P.G. argues that its position is supported by Billiot v. Dolphin Services, Inc., 225 F.3d 515 (5th Cir. 2000), and by In re: Lady Jane, Inc., 818 F. Supp. 1470 (M.D. Fla. 1992). In Billiot, the only written notice the owner received misidentified the vessel, and the Court allowed the owner to rely on the misidentification until the claimant substituted the correct vessel in its notice. 225 F.3d at 517-18. Here, Soles did not name an incorrect defendant and later substitute a correct one but named a correct defendant and later merely provided a more specific name for that defendant. In re: Lady Jane is inapposite on similar grounds: the complaint of the owner was deemed timely because the only claim that had been received was directed exclusively against the owner's sole shareholder. 818 F. Supp. at 1472, 1474. Here, the written notice was not directed only to the shareholder but to any entity that might constitute the owner.

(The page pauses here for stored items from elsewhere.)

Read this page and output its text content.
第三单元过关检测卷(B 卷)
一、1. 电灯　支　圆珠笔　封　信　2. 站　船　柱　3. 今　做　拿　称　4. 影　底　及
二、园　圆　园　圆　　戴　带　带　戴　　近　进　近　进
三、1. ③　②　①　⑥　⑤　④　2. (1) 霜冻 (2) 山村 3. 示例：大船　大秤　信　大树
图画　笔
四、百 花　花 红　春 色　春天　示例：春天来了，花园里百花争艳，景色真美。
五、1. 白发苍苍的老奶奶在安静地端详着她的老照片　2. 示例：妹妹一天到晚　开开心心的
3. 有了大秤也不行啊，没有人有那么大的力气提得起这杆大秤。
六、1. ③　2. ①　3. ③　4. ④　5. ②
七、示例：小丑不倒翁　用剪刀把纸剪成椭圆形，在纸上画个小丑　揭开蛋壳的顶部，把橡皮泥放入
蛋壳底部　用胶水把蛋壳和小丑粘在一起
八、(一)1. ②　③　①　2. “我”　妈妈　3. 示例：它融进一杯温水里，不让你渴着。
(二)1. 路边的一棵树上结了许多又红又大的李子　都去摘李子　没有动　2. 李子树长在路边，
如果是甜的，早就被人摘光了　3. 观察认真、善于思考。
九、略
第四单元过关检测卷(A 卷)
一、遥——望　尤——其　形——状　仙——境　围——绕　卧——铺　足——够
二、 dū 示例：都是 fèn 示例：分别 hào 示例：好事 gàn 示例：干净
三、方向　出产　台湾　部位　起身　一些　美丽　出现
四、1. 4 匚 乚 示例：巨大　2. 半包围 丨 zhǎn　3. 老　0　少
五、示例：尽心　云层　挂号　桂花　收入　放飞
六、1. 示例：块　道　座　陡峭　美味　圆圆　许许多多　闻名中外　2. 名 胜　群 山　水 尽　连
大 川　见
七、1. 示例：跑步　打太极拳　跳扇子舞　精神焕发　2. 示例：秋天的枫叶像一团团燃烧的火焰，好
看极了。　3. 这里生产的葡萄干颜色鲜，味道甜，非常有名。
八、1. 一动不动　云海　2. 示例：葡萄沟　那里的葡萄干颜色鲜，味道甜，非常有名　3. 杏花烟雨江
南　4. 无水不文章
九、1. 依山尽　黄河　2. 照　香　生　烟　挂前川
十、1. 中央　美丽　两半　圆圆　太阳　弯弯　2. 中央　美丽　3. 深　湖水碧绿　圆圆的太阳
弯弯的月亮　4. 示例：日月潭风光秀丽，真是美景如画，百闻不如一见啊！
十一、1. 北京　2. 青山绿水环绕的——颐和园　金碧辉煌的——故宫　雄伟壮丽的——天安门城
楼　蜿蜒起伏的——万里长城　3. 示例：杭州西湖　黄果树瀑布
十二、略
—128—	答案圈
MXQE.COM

Although it appears that Soles' usage of fictitious defendants satisfied state procedural rules, see Ala. R. Civ. P. 9(h), the result would not change if it did not, because the question is the adequacy of notice to P.G. under federal law, not the adequacy of pleading under Alabama law.
P.G.'s position is defensible only if Section 185 requires, not only that the owner receive written notice of an actual or contemplated suit against it but also that the notice identify the owner by name and do so precisely. That suggestion, however, has already been rejected. See In re: Beesley's Point Sea-Doo, Inc., 956 F. Supp. 538, 541 (D.N.J. 1997) (finding it of "little significance" that the written notice was directed to "Sea Isle Wave Runner/Jet Ski Rentals" because the petitioner did not dispute that it "received and reviewed" the notice).
"The time limit imposed by [Section 185] is strictly enforced," Paradise Divers v. Upmal, 402 F.3d at 1090, and the remedy for noncompliance with its statute of limitations is dismissal of the action. Id. at 1089, 1091. Accordingly, and for the reasons set forth above, Quality's motion to dismiss is granted. This action is dismissed.
The Court's order restraining, staying and enjoining prosecution of the state action, (Doc. 6, ¶ 3), is vacated. The Court's order appointing T.M. Jemison Construction Co. as trustee of the Vessel, ( id., ¶ 5), is likewise vacated.
DONE and ORDERED.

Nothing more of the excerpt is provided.